SQ4R – A Study and Reading Strategy

SQ4R is an effective strategy to help all students get the information that they need from textbooks. It works for average, learning disabled, and gifted students whether they are in elementary school or college. There are variations to this strategy, including SQ3R, SRR, and PQ4R, that involve more or fewer steps.

Many teachers use the SQ4R strategy in their classrooms. You can teach it to your own children. The letters in SQ4R stand for the different steps that students should take in studying a textbook. You will have to show your children how to follow each step. Stay beside them until they have used SQ4R enough times to become adept at using it. There is a worksheet below that can be used to remind them what to do at each step. SQ4R is somewhat hard to do at first, but good results should come quickly. Have your children stick with it.

"S" stands for survey. It involves skimming and scanning a chapter or assignment to get an idea of what the material is all about and how it is organized. Students do this by reading all the headings and subheadings in the assignment as well as the summary, if there is one. They also look at all pictures, charts, tables, maps, and graphs and read their captions.

"Q" stands for question. It involves writing a question (who, what, when, where, why how) for each heading and subheading in an assignment. If a heading is "The Causes of the Revolutionary War," the question could be: "What were the causes of the Revolutionary War?" The questions make students think about what they are going to learn. It gives purpose to their reading.

"R" stands for read. Students read the paragraph or paragraphs under a particular heading or subheading to get an answer to the question they developed. Note they are only reading a small amount of material. Difficult material may have to be reread. They should pay particular attention to underlined, bold printed, and italicized words and phrases. And they need to write down all terms that they do not understand to look up after completing the assigned reading.

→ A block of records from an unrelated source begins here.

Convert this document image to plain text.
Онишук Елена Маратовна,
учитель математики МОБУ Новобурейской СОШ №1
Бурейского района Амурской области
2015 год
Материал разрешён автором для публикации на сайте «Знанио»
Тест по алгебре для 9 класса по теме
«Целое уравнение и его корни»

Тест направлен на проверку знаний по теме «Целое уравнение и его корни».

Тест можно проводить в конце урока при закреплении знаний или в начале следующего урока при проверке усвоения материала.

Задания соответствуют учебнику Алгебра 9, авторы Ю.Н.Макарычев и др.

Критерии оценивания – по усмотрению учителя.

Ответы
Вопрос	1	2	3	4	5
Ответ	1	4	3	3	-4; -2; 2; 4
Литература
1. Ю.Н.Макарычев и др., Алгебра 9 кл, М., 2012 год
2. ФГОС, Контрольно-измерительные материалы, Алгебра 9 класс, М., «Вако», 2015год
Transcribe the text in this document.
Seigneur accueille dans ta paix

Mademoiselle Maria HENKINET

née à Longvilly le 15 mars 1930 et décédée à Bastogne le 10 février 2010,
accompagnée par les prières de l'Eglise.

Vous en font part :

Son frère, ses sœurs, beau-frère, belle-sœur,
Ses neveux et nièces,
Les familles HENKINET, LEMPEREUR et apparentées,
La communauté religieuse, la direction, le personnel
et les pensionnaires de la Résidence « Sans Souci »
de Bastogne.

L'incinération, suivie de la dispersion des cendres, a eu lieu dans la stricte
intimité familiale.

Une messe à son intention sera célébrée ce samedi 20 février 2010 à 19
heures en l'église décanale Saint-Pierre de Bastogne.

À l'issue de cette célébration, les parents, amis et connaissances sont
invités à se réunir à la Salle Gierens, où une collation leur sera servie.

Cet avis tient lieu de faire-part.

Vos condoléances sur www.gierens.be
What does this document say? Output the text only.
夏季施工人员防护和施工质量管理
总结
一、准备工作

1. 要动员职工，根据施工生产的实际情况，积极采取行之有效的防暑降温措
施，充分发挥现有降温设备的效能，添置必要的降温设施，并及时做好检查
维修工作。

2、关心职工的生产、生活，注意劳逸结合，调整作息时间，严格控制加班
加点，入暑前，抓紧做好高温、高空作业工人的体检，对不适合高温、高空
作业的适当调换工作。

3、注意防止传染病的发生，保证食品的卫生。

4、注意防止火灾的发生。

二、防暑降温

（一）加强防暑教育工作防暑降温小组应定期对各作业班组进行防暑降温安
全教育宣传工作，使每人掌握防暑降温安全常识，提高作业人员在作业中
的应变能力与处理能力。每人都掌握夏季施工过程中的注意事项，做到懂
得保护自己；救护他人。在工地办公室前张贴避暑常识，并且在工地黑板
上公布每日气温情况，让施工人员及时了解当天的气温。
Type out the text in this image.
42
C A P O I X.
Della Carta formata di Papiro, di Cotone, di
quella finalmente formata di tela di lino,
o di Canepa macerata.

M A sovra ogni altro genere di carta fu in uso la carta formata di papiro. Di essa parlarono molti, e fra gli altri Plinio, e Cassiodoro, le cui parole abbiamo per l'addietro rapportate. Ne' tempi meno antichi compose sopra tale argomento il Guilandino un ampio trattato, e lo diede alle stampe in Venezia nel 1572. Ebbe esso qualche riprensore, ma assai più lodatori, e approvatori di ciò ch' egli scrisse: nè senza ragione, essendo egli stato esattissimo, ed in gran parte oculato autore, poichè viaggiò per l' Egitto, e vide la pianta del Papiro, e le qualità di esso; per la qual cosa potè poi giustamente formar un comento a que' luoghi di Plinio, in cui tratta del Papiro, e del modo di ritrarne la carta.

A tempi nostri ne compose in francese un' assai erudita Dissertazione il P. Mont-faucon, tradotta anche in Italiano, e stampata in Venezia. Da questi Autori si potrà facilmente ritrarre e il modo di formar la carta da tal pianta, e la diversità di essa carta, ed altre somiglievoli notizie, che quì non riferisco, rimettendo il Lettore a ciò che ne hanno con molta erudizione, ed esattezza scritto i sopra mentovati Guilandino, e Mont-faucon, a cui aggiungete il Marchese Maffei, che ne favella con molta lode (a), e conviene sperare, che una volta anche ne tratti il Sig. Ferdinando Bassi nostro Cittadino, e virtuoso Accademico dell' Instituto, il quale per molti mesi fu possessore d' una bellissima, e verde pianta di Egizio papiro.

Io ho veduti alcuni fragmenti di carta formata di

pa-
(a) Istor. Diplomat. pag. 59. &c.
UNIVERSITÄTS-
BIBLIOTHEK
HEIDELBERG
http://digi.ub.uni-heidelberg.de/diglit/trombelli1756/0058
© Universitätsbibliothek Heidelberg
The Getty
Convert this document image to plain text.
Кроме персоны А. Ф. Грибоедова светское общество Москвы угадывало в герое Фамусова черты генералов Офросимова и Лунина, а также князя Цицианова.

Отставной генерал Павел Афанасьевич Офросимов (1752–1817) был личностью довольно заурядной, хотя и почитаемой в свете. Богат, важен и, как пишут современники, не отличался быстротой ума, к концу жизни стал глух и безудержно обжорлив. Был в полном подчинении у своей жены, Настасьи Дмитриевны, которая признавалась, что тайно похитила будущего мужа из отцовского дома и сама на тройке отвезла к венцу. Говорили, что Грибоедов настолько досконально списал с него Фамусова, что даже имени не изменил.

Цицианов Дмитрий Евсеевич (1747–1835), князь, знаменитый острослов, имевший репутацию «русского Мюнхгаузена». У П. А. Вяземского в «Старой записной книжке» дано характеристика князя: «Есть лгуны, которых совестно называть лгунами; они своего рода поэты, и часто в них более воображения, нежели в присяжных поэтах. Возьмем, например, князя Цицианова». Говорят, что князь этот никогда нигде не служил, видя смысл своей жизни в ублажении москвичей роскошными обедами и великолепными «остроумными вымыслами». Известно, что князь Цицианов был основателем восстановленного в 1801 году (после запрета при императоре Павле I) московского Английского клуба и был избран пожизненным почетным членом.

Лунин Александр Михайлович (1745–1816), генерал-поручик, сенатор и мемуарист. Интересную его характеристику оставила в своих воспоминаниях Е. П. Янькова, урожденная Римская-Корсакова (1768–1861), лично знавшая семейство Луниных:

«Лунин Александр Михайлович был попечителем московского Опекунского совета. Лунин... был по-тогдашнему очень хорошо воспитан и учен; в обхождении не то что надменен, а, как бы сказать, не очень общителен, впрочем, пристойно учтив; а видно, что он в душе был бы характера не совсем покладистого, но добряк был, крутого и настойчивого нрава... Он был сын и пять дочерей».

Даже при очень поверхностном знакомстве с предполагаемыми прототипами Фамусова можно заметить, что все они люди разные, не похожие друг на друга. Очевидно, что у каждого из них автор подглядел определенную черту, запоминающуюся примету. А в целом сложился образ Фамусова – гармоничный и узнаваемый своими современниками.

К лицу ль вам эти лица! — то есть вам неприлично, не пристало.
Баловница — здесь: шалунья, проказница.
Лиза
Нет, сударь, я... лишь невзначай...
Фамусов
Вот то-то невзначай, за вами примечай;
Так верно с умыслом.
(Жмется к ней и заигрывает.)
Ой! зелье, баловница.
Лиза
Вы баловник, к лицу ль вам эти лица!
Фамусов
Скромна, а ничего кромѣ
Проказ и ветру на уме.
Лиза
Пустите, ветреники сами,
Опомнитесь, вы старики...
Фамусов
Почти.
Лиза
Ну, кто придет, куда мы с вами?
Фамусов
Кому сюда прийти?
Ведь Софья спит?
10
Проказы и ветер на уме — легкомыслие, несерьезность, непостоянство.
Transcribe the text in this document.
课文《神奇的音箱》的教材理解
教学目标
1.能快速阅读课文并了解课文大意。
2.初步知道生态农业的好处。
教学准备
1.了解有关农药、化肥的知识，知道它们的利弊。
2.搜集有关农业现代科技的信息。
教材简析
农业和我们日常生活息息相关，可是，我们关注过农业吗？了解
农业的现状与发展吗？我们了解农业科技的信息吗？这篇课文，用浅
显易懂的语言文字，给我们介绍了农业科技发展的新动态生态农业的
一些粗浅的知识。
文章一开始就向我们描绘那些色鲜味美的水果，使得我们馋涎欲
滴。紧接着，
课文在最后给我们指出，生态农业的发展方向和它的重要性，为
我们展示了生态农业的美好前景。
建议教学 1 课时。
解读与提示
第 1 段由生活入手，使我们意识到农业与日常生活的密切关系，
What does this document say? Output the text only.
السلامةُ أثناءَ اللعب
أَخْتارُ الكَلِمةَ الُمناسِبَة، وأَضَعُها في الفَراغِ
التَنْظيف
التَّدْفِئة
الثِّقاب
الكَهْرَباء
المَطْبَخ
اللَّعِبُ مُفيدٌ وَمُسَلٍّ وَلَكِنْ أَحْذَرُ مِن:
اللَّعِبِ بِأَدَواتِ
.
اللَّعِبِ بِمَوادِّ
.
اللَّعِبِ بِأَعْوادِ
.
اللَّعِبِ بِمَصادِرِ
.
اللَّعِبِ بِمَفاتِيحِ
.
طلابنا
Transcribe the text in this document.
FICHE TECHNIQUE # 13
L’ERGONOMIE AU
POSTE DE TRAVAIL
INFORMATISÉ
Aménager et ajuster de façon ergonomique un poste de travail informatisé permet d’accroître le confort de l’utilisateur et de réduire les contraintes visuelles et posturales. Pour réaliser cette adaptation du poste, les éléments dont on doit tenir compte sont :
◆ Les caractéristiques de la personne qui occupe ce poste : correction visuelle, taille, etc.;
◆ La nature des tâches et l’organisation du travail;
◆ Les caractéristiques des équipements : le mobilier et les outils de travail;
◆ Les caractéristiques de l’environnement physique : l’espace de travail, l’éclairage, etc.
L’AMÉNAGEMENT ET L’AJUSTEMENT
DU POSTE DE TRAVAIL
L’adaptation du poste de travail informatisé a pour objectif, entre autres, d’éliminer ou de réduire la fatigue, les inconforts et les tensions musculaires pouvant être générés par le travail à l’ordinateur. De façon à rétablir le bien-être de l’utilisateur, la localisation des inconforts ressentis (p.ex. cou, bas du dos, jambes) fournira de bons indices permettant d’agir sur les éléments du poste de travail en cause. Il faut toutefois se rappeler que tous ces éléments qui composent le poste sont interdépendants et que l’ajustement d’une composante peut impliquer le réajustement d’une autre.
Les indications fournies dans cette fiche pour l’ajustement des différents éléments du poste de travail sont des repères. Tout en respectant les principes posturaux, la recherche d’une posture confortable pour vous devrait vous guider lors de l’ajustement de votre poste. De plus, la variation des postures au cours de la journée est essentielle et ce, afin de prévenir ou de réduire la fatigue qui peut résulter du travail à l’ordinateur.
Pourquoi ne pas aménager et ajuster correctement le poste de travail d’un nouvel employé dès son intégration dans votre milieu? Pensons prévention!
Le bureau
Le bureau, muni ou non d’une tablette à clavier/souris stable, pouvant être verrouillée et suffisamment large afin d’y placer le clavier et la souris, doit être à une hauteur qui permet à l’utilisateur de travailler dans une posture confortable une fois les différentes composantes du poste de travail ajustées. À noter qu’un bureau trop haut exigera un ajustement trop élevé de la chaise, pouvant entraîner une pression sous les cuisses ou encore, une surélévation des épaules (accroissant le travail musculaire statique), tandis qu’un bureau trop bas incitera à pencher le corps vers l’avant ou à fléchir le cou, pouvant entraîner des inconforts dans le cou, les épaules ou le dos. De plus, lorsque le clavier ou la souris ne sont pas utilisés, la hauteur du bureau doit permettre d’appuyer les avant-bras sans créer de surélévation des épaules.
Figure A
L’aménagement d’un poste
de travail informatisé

"R" stands for recite. Once a section under a heading or subheading has been read, students should recite aloud in their own words the answer to their question for it. If a student doesn’t know the answer, the section needs to be reread. If a question still cannot be answered, they may need to write a better question for the material.

"R" stands for wRite. Once students have recited an answer, they should write it down under the question. They may also write down brief notes or examples under the question, if needed for better understanding.

"R" stands for Review. It is to be done after answers to all questions have been written down. The review includes skimming over the headings and subheadings again, reciting the important ideas under each heading and subheading, and answering all the questions. If a question can't be answered, the material as well as the answer to the question should be reread. This step should be repeated the next day and at the end of the week, as well as before tests. Review is crucial as most children forget 80 percent of what they have read within two weeks. Students who review frequently perform much better on tests.



1. SURVEY Read headings and subheadings.
Look at all illustrations.
Read captions under illustrations.
Read chapter summary.

2. QUESTION Write a question for each heading and subheading in an assignment.

3. READ Read only the material under a heading or subheading to search for an answer to your question for it.

4. RECITE Recite the answer to the question in step 3.

5. WRITE Write down the answer you recited in step 4 under its question.

6. REVIEW Do after step 5 is completed for all questions.
Skim over all headings and subheadings.
Recite answers to each question.
Repeat this step the next day, the end of the week, and before a test.